Ulysses S Grant – (1822-1885) Ulysses S. Grant was the commanding U.S. General during the Battles of Ft. Henry and Ft. Donelson. He would go on to serve as the Commanding General for the U.S. Army and accepted Confederate General Robert E. Lee’s surrender at Appomattox Courthouse in 1865. He later served as the 18th President of the United States from 1869-1877.
Secede – To leave or break away from a country. During the Civil War, states left the United States to form the Confederate States.
Confederate States of America – The group of southern states that seceded from the United States in 1860 and 1861 and attempted to form their own nation. Tennessee was one of those states.
Tennessee River – A river that runs mainly through Tennessee and into Kentucky, Mississippi, and Alabama. The cities of Knoxville and Chattanooga are located on the Tennessee River.
Cumberland River – A river that runs through Tennessee, as well as into Kentucky. The cities of Nashville and Clarksville are located on the Cumberland River.
Enslaved Person – Someone who has no freedom or choice.
Artillery – Large guns used in war. During the Civil War, cannons were called artillery.
Casualties – When referring to casualties in war time, it means soldiers who are killed, missing, captured, or wounded.
When were the Battles of Ft. Henry and Ft. Donelson?
Why were the Tennessee and Cumberland Rivers important during the Civil War?
What other rivers do you think were important during the Civil War? Why?
Before airplanes, trucks, and interstates what were other ways to move soldiers and supplies besides on a river? What way do you think would have worked best? Why
Have students draw an outline of the State of Tennessee. Next, have students draw and label the Tennessee and Cumberland Rivers on their outline. After this, students can fill in cities and other landmarks.

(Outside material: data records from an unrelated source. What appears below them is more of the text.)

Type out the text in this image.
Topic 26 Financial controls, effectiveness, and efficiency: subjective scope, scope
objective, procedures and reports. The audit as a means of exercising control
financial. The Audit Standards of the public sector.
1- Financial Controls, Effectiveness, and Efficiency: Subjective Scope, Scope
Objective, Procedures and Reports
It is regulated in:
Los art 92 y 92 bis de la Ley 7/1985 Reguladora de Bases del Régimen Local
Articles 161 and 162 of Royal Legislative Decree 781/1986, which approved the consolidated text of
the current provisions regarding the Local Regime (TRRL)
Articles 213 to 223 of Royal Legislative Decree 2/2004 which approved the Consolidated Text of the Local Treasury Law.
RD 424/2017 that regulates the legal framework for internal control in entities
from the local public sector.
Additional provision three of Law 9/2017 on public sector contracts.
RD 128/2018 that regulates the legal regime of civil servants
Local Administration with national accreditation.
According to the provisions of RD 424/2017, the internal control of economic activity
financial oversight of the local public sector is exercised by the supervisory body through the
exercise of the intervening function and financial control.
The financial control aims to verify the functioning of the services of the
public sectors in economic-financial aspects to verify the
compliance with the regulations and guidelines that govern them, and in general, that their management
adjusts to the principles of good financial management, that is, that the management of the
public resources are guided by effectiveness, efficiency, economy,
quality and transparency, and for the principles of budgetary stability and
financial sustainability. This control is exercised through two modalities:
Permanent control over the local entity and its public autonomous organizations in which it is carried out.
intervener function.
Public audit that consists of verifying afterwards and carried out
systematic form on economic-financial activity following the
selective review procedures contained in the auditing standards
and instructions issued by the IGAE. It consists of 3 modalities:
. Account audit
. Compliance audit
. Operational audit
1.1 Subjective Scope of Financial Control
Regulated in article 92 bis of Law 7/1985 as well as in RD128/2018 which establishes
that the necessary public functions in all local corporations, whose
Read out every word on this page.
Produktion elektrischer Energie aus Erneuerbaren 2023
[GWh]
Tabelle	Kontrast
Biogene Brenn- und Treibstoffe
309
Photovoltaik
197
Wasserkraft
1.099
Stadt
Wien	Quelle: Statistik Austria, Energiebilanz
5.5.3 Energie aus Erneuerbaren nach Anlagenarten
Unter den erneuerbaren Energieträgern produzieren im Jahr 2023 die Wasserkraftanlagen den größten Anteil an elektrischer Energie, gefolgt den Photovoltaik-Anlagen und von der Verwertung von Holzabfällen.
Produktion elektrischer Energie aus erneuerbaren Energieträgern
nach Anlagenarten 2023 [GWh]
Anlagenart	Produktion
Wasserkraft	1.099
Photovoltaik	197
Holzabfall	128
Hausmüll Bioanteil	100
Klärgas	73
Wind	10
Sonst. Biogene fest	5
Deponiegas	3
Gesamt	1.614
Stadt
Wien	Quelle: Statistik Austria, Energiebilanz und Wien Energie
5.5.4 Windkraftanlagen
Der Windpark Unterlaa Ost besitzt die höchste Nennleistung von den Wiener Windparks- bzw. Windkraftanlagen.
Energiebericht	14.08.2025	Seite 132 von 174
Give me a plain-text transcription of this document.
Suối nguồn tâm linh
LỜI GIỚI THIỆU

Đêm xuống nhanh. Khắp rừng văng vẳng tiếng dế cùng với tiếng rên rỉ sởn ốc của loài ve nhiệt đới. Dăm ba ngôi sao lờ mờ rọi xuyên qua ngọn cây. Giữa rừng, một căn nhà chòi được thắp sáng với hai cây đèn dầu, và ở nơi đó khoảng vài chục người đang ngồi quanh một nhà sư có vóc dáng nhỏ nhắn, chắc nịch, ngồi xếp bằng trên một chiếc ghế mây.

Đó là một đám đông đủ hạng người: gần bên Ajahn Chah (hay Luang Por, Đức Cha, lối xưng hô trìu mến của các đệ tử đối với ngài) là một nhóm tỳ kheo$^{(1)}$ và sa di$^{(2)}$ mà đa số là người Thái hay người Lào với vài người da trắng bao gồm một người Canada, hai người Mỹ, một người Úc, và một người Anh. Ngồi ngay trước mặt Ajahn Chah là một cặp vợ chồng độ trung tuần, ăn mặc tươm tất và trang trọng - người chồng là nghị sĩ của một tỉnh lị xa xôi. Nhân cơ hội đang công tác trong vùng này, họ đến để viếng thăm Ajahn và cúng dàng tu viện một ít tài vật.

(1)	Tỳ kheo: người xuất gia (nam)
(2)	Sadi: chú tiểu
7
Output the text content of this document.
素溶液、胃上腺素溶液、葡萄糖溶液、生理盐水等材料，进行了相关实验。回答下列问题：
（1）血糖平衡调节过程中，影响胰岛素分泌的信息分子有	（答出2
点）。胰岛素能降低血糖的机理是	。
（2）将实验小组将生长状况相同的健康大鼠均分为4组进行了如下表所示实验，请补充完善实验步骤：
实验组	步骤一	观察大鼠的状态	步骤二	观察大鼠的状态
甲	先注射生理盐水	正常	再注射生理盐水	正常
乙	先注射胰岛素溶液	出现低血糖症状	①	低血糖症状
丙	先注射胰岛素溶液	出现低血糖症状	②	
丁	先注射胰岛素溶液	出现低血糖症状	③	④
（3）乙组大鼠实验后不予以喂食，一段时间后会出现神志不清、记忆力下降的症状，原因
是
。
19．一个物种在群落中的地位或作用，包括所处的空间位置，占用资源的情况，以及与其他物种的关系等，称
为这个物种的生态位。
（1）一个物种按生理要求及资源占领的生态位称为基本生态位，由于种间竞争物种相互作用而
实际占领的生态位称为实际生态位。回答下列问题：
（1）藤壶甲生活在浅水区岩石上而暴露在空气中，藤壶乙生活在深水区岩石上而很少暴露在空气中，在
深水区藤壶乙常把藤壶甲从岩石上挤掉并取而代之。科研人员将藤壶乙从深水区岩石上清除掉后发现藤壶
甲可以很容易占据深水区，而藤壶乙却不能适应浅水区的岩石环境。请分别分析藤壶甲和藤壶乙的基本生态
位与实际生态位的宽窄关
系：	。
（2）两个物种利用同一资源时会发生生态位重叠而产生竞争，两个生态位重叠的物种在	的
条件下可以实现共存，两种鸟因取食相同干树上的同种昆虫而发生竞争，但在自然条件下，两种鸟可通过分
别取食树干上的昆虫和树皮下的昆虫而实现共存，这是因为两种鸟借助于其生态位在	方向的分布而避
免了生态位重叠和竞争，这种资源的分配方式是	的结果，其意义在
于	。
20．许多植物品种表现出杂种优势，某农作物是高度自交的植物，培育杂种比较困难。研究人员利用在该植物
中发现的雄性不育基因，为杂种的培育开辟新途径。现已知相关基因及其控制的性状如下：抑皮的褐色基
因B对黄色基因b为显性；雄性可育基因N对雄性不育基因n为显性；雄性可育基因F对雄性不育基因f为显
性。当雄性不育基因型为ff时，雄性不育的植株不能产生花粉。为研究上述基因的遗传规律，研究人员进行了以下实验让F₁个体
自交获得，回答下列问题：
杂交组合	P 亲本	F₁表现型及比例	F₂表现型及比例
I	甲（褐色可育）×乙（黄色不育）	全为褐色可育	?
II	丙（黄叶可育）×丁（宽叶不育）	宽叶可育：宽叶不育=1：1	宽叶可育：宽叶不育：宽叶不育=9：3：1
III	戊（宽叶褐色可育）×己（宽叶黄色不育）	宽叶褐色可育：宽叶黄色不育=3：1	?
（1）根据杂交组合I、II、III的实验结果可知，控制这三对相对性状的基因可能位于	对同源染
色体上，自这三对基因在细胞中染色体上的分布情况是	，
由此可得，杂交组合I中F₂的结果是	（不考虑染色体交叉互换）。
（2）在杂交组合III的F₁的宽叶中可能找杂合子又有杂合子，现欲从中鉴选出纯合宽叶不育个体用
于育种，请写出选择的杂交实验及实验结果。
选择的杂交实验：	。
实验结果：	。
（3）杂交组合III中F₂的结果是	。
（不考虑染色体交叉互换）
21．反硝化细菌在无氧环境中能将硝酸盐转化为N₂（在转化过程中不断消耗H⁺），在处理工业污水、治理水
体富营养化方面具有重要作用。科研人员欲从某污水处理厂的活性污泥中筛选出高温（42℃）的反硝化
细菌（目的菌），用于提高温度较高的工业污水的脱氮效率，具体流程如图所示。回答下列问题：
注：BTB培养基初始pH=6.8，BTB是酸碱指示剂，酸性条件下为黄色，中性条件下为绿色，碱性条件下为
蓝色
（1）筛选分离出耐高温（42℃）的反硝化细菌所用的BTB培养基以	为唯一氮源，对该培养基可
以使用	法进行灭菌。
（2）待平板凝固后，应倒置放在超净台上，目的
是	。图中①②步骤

Visit the Ft. Donelson National Battlefield and explore different walking trails. https://www.nps.gov/fodo/index.htm
Tennessee State Social Studies Standards:
4.32 - Describe the roles of major leaders during the Civil War, including Ulysses S Grant.
5.42 - Describe the significance of the following Civil War events and battles on Tennessee: Siege of Ft. Donelson.
8.62 - Describe the outbreak of the Civil War and the resulting sectional differences, including Military Strategies.
8.62 - Explain the significance of the following battles, events, and leaders during the Civil War, including Ulysses S Grant.
Matthew Gailani is an Educator at the Tennessee State Museum.